Misalkan dalam Pendekatan Teori Pusat dan Pinggiran (Center-Periphery Theory), teori ini menjelaskan hubungan antara daerah pusat yang lebih maju dan daerah pinggiran yang tertinggal. Daerah pusat cenderung memiliki sumber daya, teknologi, dan akses pasar yang lebih baik, sedangkan daerah pinggiran sering kali bergantung pada daerah pusat untuk pertumbuhan ekonomi.
Kemudian teori Pertumbuhan Endogen (Endogenous Growth Theory), menekankan pada faktor-faktor internal suatu wilayah, seperti investasi dalam sumber daya manusia, inovasi, dan teknologi, yang dapat mendorong pertumbuhan ekonomi regional tanpa bergantung pada faktor eksternal. Selain itu Teori Lokasi (Location Theory) juga, mengkaji bagaimana keputusan mengenai lokasi industri atau kegiatan ekonomi lainnya dipengaruhi oleh faktor biaya transportasi, ketersediaan sumber daya alam, dan pasar yang ada di suatu wilayah dan di pertegas oleh Teori Polarization (Pola Polarisasi), teori ini, menjelaskan bahwa pertumbuhan ekonomi yang pesat di satu area dapat menyebabkan ketimpangan dengan daerah lain, menciptakan polarisasi ekonomi. Ini mengarah pada penumpukan kemajuan di daerah tertentu, sementara daerah lain mungkin tertinggal.
Dalam Permodelan Ragional
Permodelan ekonomi regional yang melibatkan konektivitas sering kali menggunakan teori jaringan (network theory) untuk menggambarkan hubungan antar daerah yang saling terhubung. Dalam model ini, wilayah atau daerah dianggap sebagai simpul (node) dalam sebuah jaringan, sementara konektivitas antara daerah tersebut diwakili oleh hubungan atau sisi (edges) yang dapat menggambarkan aliran barang, tenaga kerja, investasi, dan informasi. Pendekatan ini memungkinkan analisis mengenai bagaimana peningkatan konektivitas, misalnya melalui pembangunan infrastruktur transportasi atau koneksi internet, dapat mengubah struktur ekonomi, meningkatkan efisiensi pasar, atau bahkan mengurangi kesenjangan pembangunan antara wilayah yang lebih maju dan kurang berkembang.

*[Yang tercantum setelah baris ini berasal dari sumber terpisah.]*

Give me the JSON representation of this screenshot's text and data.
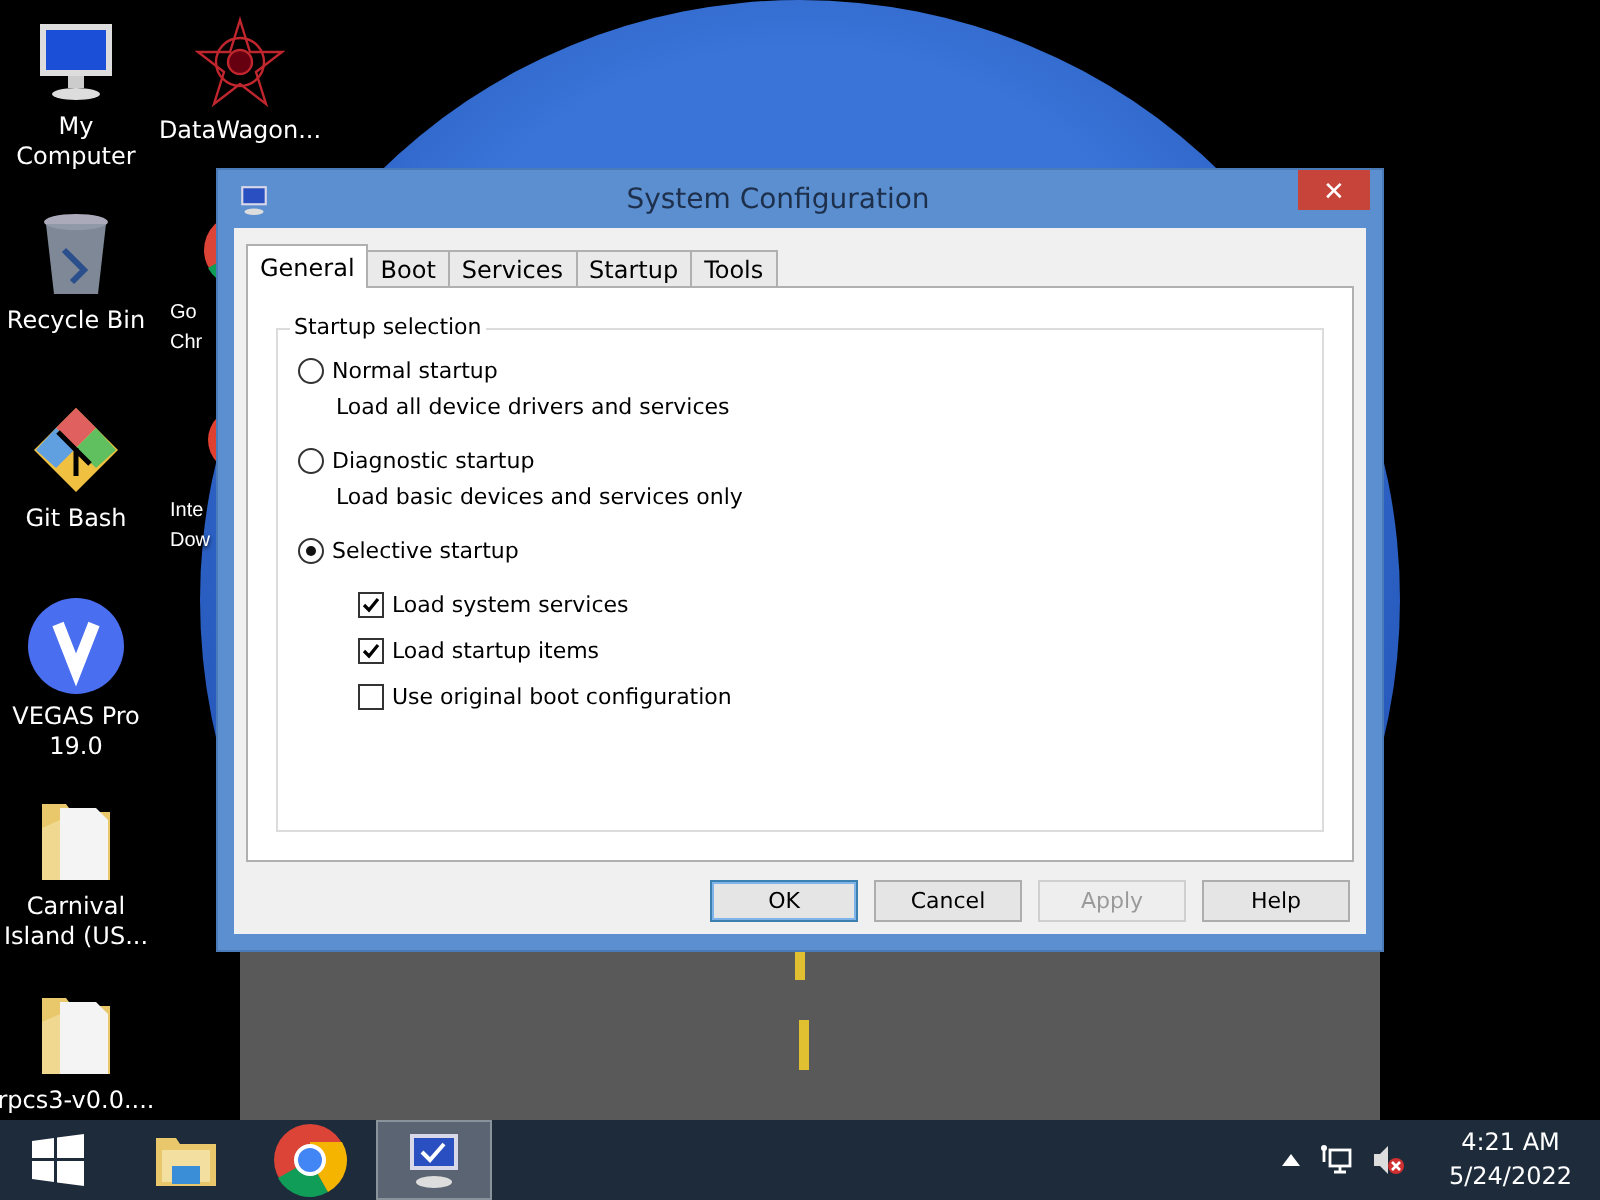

Salah satu model yang sering digunakan dalam permodelan ini adalah model gravity model, yang pada dasarnya mengukur kemungkinan interaksi antara dua wilayah berdasarkan ukuran ekonomi masing-masing dan jarak fisik yang memisahkan keduanya. Dalam konteks ini, konektivitas meningkatkan "gaya tarik" antar wilayah, mempermudah pertukaran barang dan jasa, serta mempercepat mobilitas faktor-faktor produksi seperti tenaga kerja dan modal.

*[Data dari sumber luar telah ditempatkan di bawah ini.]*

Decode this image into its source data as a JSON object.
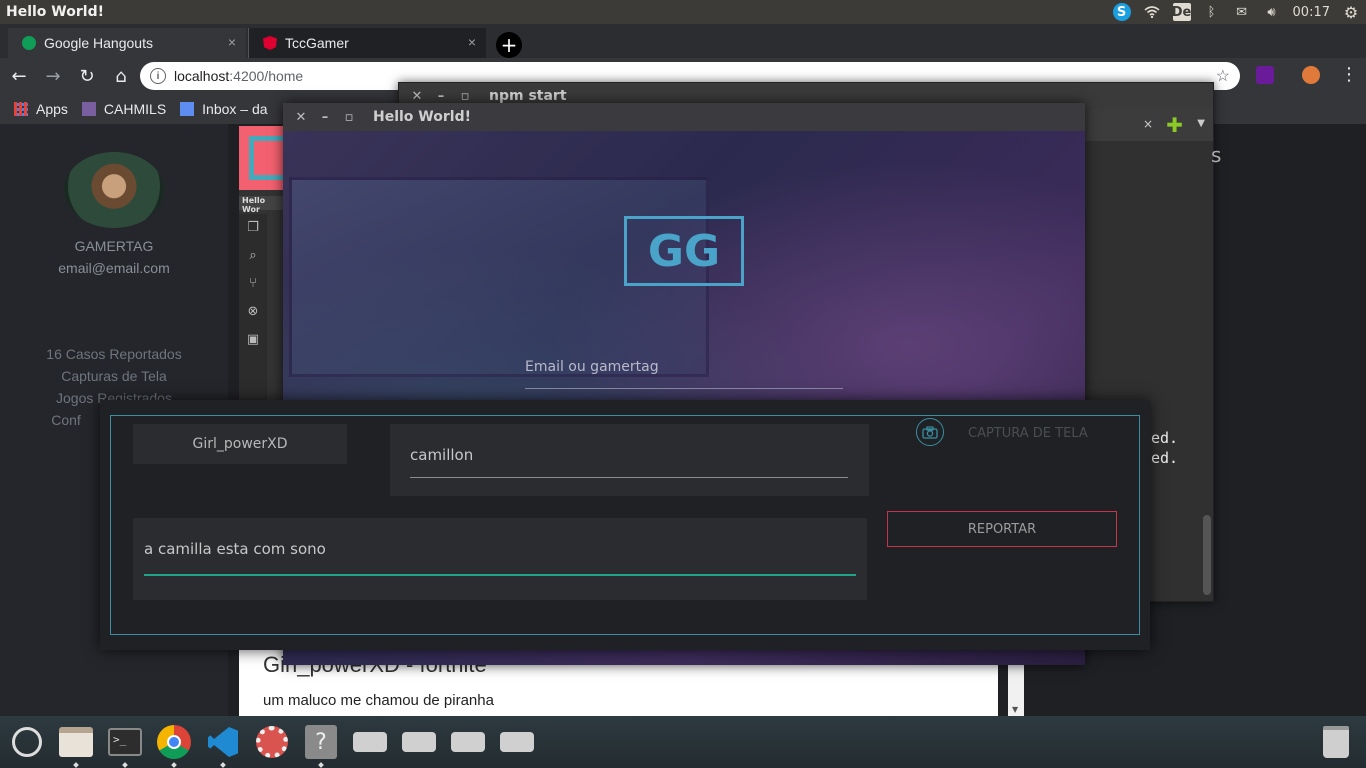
{
  "panel": {
    "window_title": "Hello World!",
    "keyboard": "De",
    "clock": "00:17",
    "skype_glyph": "S"
  },
  "browser": {
    "tabs": [
      {
        "label": "Google Hangouts",
        "icon": "hangouts-icon"
      },
      {
        "label": "TccGamer",
        "icon": "angular-icon"
      }
    ],
    "tab_close": "×",
    "new_tab": "+",
    "url_host": "localhost",
    "url_path": ":4200/home",
    "bookmarks": [
      {
        "label": "Apps"
      },
      {
        "label": "CAHMILS"
      },
      {
        "label": "Inbox – da"
      }
    ]
  },
  "sidebar": {
    "gamertag": "GAMERTAG",
    "email": "email@email.com",
    "menu": [
      "16 Casos Reportados",
      "Capturas de Tela",
      "Jogos Registrados",
      "Conf"
    ]
  },
  "feed": {
    "title": "Girl_powerXD - fortnite",
    "body": "um maluco me chamou de piranha"
  },
  "mini_vscode": {
    "label": "Hello Wor"
  },
  "npm_window": {
    "title": "npm start",
    "side_text": "s",
    "lines": [
      "ed.",
      "ed."
    ]
  },
  "login_window": {
    "title": "Hello World!",
    "logo": "GG",
    "email_placeholder": "Email ou gamertag"
  },
  "report_modal": {
    "reporter": "Girl_powerXD",
    "reported": "camillon",
    "screenshot_label": "CAPTURA DE TELA",
    "description": "a camilla esta com sono",
    "submit_label": "REPORTAR"
  },
  "colors": {
    "accent_cyan": "#3a8fa3",
    "report_red": "#c2354b",
    "desc_underline": "#1fa38a",
    "logo_blue": "#4aa3c8"
  }
}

Selain itu, model-model berbasis teori pertumbuhan endogen seperti new economic geography (NEG) juga menawarkan wawasan tentang bagaimana konektivitas dapat mempercepat proses aglomerasi ekonomi, di mana peningkatan konektivitas mendorong pengelompokan industri dan kegiatan ekonomi di wilayah tertentu, yang pada gilirannya akan menciptakan spiral pertumbuhan yang lebih kuat.
Permodelan ini sangat penting untuk merancang kebijakan pembangunan yang lebih efektif, terutama dalam menentukan area mana yang perlu mendapat prioritas dalam pembangunan infrastruktur atau untuk memahami dampak investasi infrastruktur terhadap pengurangan ketimpangan ekonomi antar daerah. Oleh karena itu, melalui pendekatan permodelan, kita dapat memperoleh gambaran yang lebih jelas mengenai interaksi yang kompleks antara konektivitas dan pertumbuhan ekonomi regional serta dampaknya terhadap pemerataan pembangunan.
langkah-langkah solutif bagi pemerintah untuk meningkatkan konektivitas dalam mendukung pembangunan ekonomi regional:
1. Peningkatan Infrastruktur Fisik
  Bangun dan perbaiki jaringan transportasi (jalan, pelabuhan, bandara) untuk menghubungkan daerah-daerah terpencil dengan pusat ekonomi.
2. Penguatan Infrastruktur Digital
3. Perluas akses internet cepat dan terjangkau ke seluruh wilayah, mendukung sektor digital dan pemerataan informasi.